Does ECDSA work without cyclic groups I'm currently working on the different signature schemes, here is my question :
Does ECDSA work without cyclic groups ? Is it secure ?
For example, if I use a non cyclic group, are there some cases in which the signature will not work ? If it always work, is it secure ? why / why not ?
Thank you
 A: Being cyclic adds a property to a group $G$ such that there is an element $g \in G$ so that $\langle g \rangle = G$. Instead of adding a property, cryptographers look the other way, the Generic Group Model;

The generic group model is an idealized cryptographic model, where the adversary is only given access to a randomly chosen encoding of a group, instead of efficient encodings, such as those used by the finite field or elliptic curve groups used in practice.


The model includes an oracle that executes the group operation. This oracle takes two encodings of group elements as input and outputs an encoding of a third element.

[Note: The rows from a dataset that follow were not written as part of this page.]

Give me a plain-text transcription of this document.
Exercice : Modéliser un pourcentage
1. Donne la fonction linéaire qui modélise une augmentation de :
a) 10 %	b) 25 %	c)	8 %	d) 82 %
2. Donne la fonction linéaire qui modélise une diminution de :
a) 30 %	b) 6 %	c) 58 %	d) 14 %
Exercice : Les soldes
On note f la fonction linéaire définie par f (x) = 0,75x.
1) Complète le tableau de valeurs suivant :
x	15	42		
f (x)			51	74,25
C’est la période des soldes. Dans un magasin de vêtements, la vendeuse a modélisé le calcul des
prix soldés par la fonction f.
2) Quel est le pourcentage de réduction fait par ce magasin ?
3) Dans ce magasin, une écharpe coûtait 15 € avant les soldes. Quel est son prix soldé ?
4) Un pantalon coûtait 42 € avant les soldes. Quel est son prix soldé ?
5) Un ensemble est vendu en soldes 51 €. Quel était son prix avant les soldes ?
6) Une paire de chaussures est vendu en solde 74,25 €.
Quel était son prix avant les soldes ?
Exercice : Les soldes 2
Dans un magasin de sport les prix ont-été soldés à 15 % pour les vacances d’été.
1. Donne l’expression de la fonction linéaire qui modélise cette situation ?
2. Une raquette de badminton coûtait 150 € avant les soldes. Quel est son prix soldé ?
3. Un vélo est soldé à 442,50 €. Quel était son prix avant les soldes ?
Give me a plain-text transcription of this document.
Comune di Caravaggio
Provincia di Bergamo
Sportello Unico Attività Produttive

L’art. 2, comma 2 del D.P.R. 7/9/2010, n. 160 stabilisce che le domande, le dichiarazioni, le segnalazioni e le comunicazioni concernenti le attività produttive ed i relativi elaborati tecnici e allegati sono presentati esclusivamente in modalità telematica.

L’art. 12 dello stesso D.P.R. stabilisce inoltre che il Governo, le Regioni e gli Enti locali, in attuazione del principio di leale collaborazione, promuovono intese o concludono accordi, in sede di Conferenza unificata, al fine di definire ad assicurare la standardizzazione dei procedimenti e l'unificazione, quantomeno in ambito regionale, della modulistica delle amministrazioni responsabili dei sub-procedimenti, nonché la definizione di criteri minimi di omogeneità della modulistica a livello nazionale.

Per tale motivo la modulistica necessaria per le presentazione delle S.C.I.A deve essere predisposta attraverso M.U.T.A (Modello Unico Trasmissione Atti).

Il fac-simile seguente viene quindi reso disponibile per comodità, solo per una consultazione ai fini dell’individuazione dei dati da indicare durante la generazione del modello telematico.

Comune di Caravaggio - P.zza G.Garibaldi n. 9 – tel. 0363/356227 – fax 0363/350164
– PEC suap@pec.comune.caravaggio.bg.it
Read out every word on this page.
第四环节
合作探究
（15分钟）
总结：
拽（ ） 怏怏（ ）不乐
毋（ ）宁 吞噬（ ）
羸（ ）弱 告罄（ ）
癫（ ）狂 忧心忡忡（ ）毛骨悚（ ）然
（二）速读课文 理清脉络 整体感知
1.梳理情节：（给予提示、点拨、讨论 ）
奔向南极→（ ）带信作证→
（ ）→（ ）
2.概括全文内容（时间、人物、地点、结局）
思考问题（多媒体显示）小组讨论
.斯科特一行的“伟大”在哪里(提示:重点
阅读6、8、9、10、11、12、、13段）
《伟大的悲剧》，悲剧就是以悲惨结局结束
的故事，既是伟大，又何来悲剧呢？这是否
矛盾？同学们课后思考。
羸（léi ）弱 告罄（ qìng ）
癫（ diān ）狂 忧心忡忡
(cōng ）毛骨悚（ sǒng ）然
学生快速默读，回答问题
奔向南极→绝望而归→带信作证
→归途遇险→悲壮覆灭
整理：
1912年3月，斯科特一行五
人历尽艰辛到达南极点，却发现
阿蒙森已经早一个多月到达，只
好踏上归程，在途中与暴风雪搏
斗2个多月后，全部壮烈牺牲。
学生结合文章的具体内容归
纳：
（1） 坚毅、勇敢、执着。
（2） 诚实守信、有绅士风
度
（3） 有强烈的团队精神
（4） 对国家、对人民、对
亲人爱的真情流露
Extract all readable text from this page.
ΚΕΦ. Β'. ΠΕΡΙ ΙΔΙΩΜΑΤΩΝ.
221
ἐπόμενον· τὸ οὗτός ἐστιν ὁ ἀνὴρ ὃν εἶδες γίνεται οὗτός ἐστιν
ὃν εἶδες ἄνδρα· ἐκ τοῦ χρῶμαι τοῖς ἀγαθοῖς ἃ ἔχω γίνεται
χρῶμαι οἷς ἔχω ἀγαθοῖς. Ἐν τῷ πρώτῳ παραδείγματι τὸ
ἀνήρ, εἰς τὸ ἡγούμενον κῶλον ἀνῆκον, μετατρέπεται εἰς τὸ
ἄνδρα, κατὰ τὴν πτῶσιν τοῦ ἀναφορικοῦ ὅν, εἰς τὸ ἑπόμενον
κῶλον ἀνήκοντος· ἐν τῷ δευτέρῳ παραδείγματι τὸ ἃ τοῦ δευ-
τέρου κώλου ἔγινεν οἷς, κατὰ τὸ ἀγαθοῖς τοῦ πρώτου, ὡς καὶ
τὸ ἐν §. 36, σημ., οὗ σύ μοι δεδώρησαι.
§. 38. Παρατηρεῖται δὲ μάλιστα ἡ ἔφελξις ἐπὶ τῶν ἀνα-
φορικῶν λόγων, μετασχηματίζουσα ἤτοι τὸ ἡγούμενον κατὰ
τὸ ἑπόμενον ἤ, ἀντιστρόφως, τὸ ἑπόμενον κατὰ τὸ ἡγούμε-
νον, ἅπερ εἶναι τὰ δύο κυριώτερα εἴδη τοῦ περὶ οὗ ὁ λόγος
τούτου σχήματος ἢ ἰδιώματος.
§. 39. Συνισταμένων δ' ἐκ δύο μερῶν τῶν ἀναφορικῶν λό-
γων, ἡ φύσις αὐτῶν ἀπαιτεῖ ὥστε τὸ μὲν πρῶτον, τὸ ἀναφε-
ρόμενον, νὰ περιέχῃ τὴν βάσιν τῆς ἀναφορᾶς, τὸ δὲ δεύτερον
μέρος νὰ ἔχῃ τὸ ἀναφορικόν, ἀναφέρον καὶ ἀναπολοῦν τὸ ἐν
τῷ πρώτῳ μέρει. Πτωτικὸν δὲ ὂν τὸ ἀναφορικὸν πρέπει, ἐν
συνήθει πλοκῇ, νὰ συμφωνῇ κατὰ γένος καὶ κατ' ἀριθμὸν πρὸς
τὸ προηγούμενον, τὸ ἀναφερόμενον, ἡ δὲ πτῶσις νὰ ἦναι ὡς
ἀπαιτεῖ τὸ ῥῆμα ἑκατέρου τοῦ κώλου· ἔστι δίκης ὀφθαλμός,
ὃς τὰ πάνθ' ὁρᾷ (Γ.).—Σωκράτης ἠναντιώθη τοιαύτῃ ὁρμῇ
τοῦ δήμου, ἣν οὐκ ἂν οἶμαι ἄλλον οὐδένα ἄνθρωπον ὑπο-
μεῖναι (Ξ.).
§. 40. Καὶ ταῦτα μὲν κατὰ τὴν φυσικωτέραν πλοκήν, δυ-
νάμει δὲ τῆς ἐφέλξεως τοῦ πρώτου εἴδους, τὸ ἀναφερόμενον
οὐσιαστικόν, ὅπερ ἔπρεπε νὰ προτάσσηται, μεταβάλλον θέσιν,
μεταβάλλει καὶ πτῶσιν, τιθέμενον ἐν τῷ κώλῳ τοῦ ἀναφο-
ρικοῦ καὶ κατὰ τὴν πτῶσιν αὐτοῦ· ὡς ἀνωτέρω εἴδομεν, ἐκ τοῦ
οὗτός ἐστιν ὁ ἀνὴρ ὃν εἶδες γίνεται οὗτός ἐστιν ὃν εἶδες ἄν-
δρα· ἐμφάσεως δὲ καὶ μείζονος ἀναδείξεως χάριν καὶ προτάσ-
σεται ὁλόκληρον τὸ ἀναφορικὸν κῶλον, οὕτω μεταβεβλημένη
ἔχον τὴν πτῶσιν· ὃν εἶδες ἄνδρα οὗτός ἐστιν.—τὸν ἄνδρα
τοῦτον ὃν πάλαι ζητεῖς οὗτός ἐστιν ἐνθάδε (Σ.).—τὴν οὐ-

In 2016, there is an interesting work that showed the security of the GenericDSA then they indicated that forging signatures in (EC)DSA is as hard as solving discrete logarithms.

*

*On the Provable Security of (EC)DSA Signatures
based on this we can say that (EC)DSA is secure when the discrete log is secure.
While choosing a non-cyclic group, be careful, since all elements have some finite order in the finite groups. So, if you choose your element to have a small order then DLog will be easy.
Since you are asking  on ECDSA here a non-cyclic ECC example from Stinson's book;

Suppose that $p > 3$ is an odd prime, and $a,b$ is an element of $\mathbb Z_p$. Further, suppose that the equation $x^3 + ax + b$ is congruent to $0 \bmod p$) has 3 distinct roots in $\mathbb Z_p$. Prove that the corresponding elliptic curve group $(E, +)$ is not cyclic.

Still, you will still work on a cyclic-subgroup of the Curve.
In some constructions, the signature may fail, need to be looked for cases.